European business and payments transactional services company Worldline, yesterday struck a deal to buy the payments unit of Swiss exchange operator SIX Group, for $2.75 billion.
Worldline, based in Paris, outbid bidders from the US to clinch the deal.
Under the terms of the deal, SIX will get a 27-per cent stake and two board seats in Worldline.
The transaction, mostly paid in shares with a cash component of €0.28 billion, values SIX Payment Services at an enterprise value of €2.30 billion.
Worldline said that it expects to generate synergies of €110 million by 2022, with 50 per cent being achieved by 2020.

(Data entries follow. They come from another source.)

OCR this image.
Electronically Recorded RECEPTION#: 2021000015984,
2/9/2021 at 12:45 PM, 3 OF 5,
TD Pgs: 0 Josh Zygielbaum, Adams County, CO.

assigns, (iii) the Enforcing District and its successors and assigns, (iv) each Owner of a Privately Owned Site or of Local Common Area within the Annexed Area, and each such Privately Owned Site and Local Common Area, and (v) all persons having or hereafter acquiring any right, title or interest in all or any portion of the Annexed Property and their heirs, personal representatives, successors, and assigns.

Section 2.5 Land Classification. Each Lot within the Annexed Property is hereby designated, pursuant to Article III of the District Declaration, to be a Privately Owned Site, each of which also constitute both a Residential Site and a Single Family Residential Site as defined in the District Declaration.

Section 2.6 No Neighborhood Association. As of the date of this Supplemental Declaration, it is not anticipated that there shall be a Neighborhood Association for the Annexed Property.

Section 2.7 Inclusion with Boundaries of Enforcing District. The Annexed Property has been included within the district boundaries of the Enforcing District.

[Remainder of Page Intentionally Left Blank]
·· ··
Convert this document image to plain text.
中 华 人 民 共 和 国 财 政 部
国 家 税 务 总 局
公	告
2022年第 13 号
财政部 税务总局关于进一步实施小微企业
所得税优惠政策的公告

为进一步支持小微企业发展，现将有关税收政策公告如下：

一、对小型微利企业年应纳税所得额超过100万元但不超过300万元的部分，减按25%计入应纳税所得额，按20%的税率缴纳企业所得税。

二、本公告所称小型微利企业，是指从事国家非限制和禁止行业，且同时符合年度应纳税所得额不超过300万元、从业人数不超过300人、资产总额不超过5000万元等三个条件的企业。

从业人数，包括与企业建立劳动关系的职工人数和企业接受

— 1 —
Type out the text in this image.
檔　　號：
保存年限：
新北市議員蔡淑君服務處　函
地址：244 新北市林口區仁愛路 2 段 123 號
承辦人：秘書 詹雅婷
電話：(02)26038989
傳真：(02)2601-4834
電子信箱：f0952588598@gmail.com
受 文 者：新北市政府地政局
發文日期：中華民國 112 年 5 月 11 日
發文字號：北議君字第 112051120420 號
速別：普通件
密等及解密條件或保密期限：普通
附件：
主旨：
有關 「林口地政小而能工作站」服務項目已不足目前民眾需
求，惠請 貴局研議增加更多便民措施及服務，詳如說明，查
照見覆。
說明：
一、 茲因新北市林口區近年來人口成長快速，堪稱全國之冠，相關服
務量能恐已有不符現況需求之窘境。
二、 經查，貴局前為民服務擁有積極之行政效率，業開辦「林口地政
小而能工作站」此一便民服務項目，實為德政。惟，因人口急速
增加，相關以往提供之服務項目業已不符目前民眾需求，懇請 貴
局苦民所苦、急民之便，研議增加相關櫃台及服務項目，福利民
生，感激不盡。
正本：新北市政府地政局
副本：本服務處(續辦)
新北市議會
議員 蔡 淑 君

SIX Payment Services (SPS) is the payment services division of SIX and employs around 1,600 people and expects 2019 revenue to be €530 million.
It has a significant direct presence in six countries and is the leader of the DACH region.
With 81 per cent of its turnover in merchant services, SIX Payment Services is one of the largest and most successful non-bank commercial acquirers in Continental Europe, servicing 210.000 merchants both off-line and on-line.
It also has a significant scale in financial services, delivering €100 million revenue from financial processing services to 180 banks and financial institutions, in particular to the Swiss banking community.
“The strategic agreement announced today between Worldline and SIX is of fundamental importance in the European payment industry. I am very honored that Worldline has been selected by SIX, after a very competitive process, as the right partner to join forces with their leading payment business, said Thierry Breton, CEO of Worldline.